The Federal Reserve does not need to consider additional monetary policy stimulus as the world's largest economy is likely to pick up in coming quarters due to growth in exports and disposable incomes, IMF acting chief John Lipsky said.
A slowdown in growth in the United States and other major economies is likely to be temporary, caused by a spike in energy prices, the acting managing director of the International Monetary Fund told Reuters in an interview.
There is a risk of high unemployment as economic recovery will be slow, and it is appropriate for advanced economies to maintain accommodative monetary policies, Lipsky said.
Our expectation is current US monetary policy is consistent with a return to moderate growth, he said, when asked if the Fed needed to embark on additional quantitative easing.
Lipsky would not be drawn into discussing any details of a proposed second Euro zone bailout of debt-laden Greece.
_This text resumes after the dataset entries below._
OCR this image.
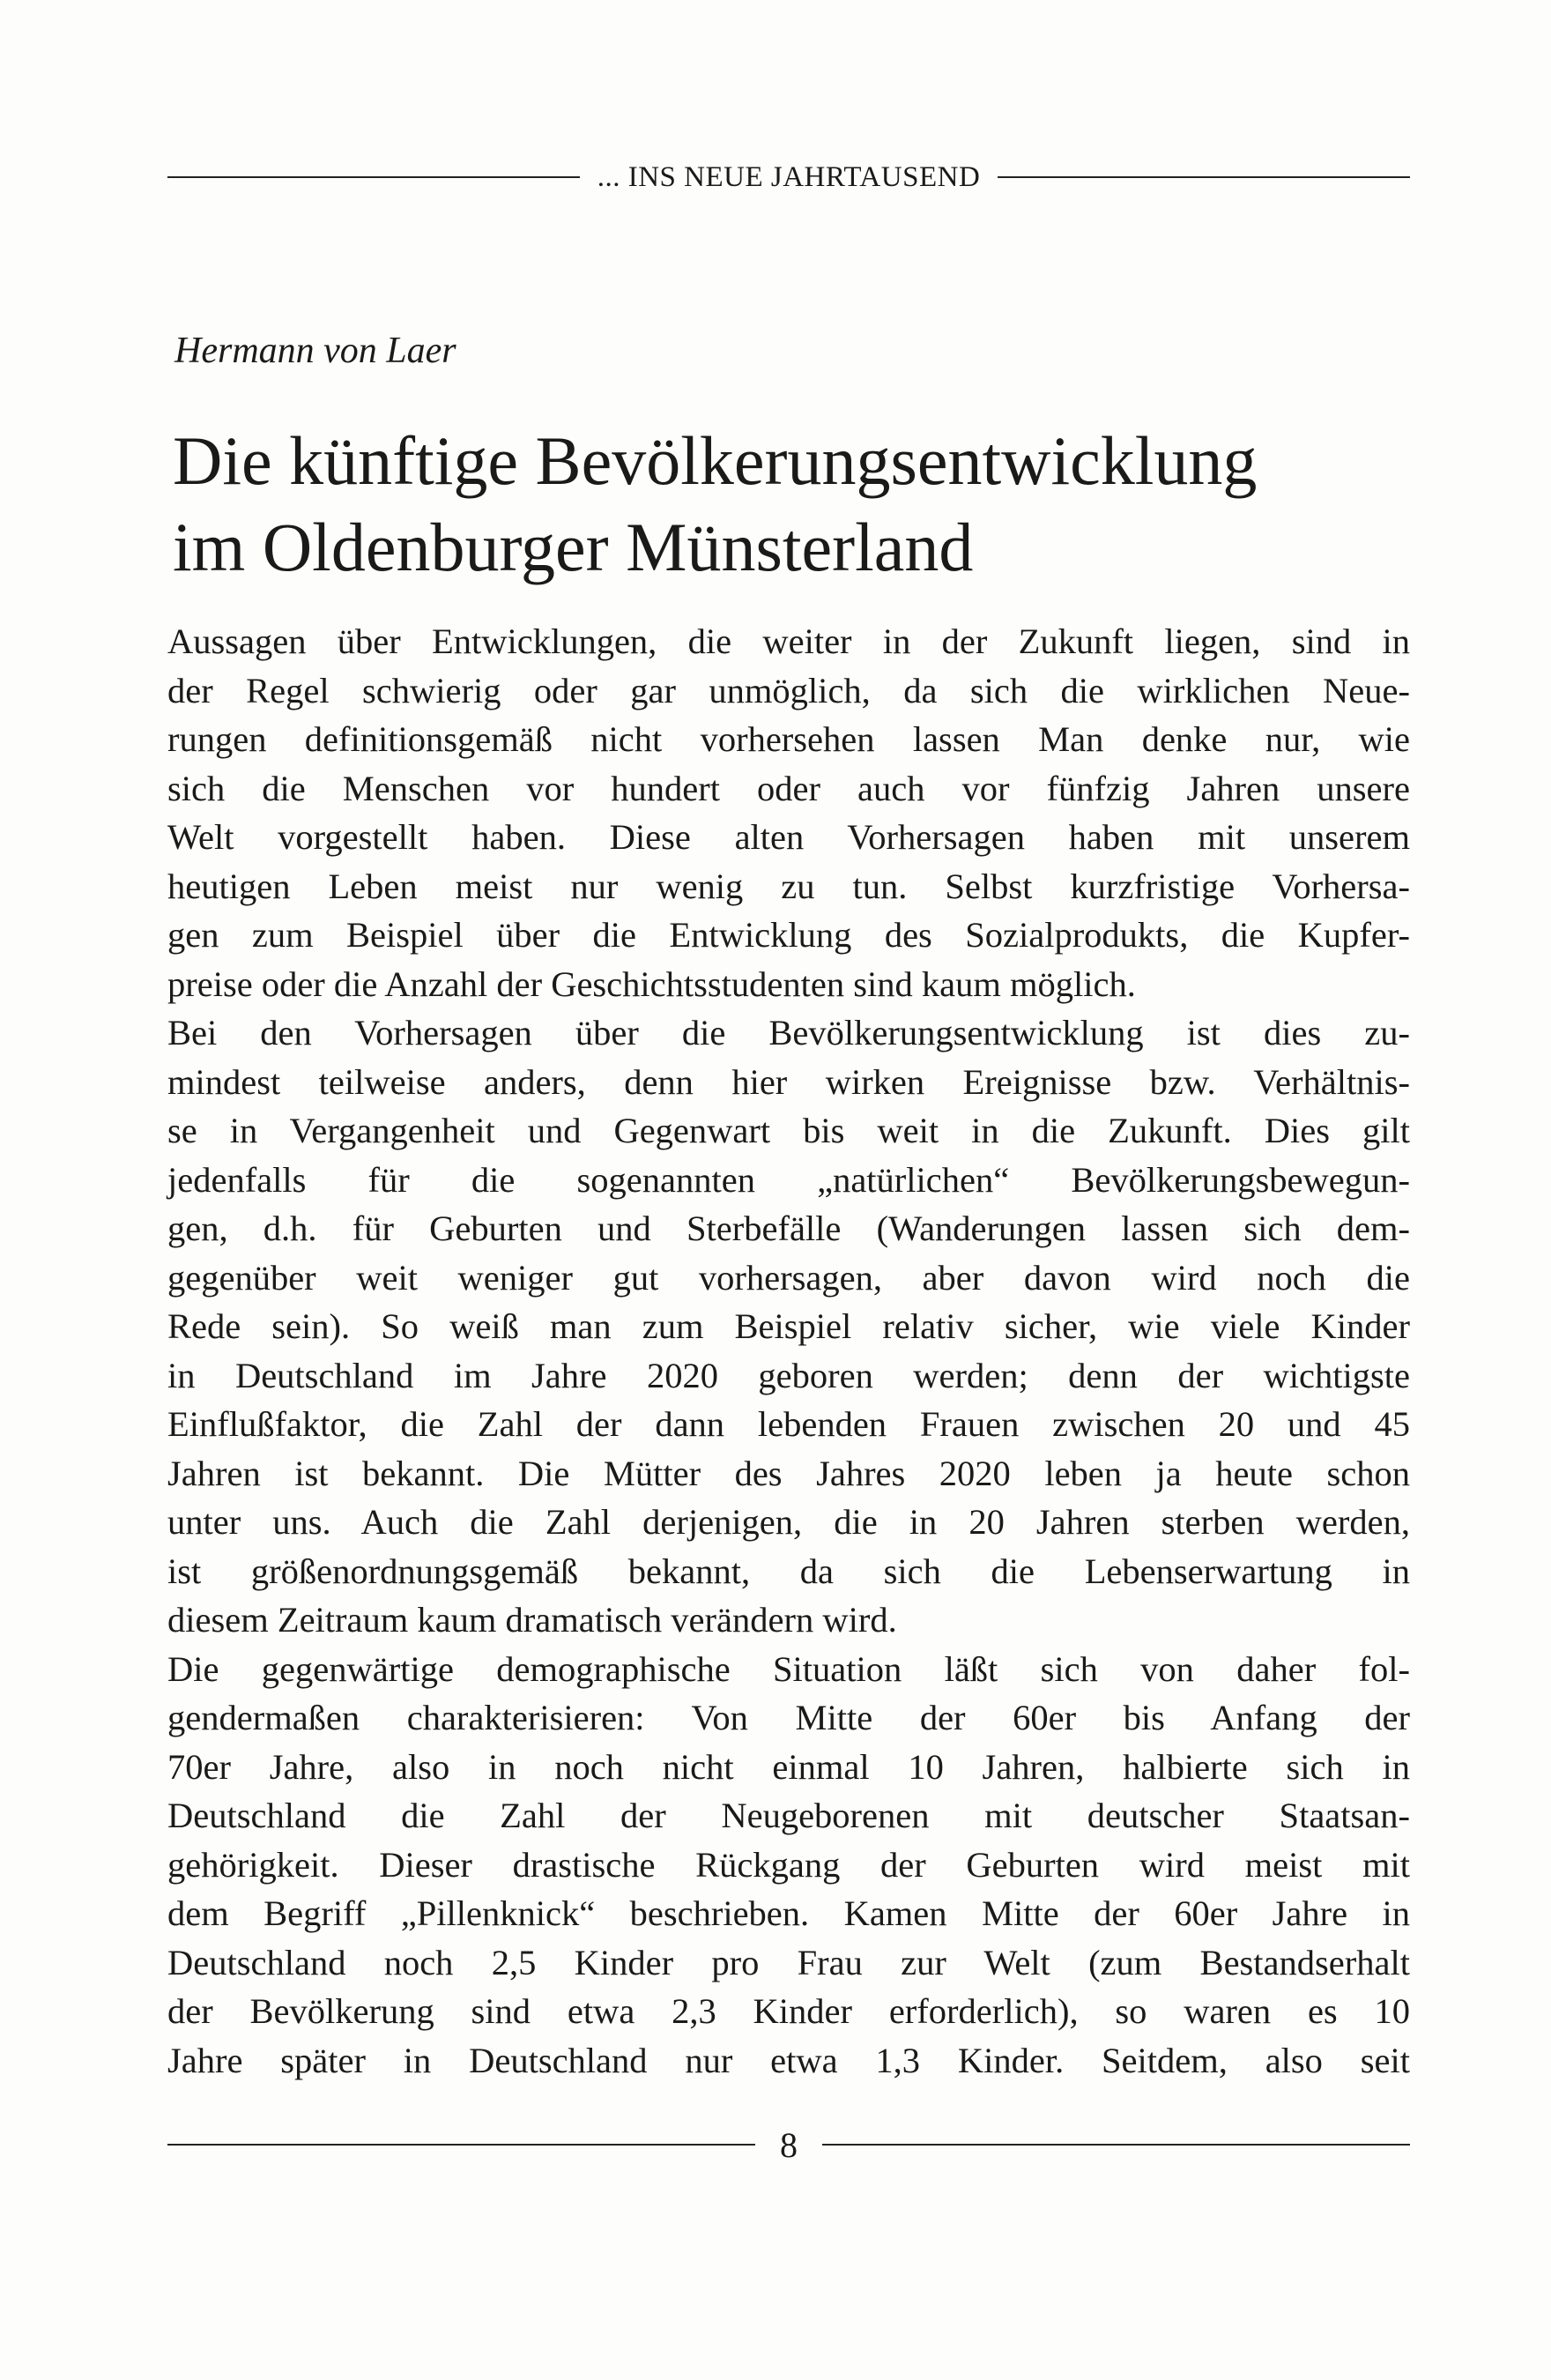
... INS NEUE JAHRTAUSEND
Hermann von Laer
Die künftige Bevölkerungsentwicklung
im Oldenburger Münsterland
Aussagen über Entwicklungen, die weiter in der Zukunft liegen, sind in
der Regel schwierig oder gar unmöglich, da sich die wirklichen Neue-
rungen definitionsgemäß nicht vorhersehen lassen Man denke nur, wie
sich die Menschen vor hundert oder auch vor fünfzig Jahren unsere
Welt vorgestellt haben. Diese alten Vorhersagen haben mit unserem
heutigen Leben meist nur wenig zu tun. Selbst kurzfristige Vorhersa-
gen zum Beispiel über die Entwicklung des Sozialprodukts, die Kupfer-
preise oder die Anzahl der Geschichtsstudenten sind kaum möglich.
Bei den Vorhersagen über die Bevölkerungsentwicklung ist dies zu-
mindest teilweise anders, denn hier wirken Ereignisse bzw. Verhältnis-
se in Vergangenheit und Gegenwart bis weit in die Zukunft. Dies gilt
jedenfalls für die sogenannten „natürlichen“ Bevölkerungsbewegun-
gen, d.h. für Geburten und Sterbefälle (Wanderungen lassen sich dem-
gegenüber weit weniger gut vorhersagen, aber davon wird noch die
Rede sein). So weiß man zum Beispiel relativ sicher, wie viele Kinder
in Deutschland im Jahre 2020 geboren werden; denn der wichtigste
Einflußfaktor, die Zahl der dann lebenden Frauen zwischen 20 und 45
Jahren ist bekannt. Die Mütter des Jahres 2020 leben ja heute schon
unter uns. Auch die Zahl derjenigen, die in 20 Jahren sterben werden,
ist größenordnungsgemäß bekannt, da sich die Lebenserwartung in
diesem Zeitraum kaum dramatisch verändern wird.
Die gegenwärtige demographische Situation läßt sich von daher fol-
gendermaßen charakterisieren: Von Mitte der 60er bis Anfang der
70er Jahre, also in noch nicht einmal 10 Jahren, halbierte sich in
Deutschland die Zahl der Neugeborenen mit deutscher Staatsan-
gehörigkeit. Dieser drastische Rückgang der Geburten wird meist mit
dem Begriff „Pillenknick“ beschrieben. Kamen Mitte der 60er Jahre in
Deutschland noch 2,5 Kinder pro Frau zur Welt (zum Bestandserhalt
der Bevölkerung sind etwa 2,3 Kinder erforderlich), so waren es 10
Jahre später in Deutschland nur etwa 1,3 Kinder. Seitdem, also seit
8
Lipsky was more cautious in his comments on the IMF involvement in what Euro zone sources say is a new 80-100 billion Euro bailout package now taking shape and which effectively would replace a 110 billion Euro deal agreed only a year ago.
He also dismissed as hypothetical the idea that private-sector lenders will voluntarily agree to roll over Greek debt.
When you use the term new program, right now we are talking about bringing the existing program back into good focus, Lipsky said.
”There is a need for the program to be adequately financed and that's being discussed right now. Any of this talk (on Greek debt rollovers) is completely hypothetical”.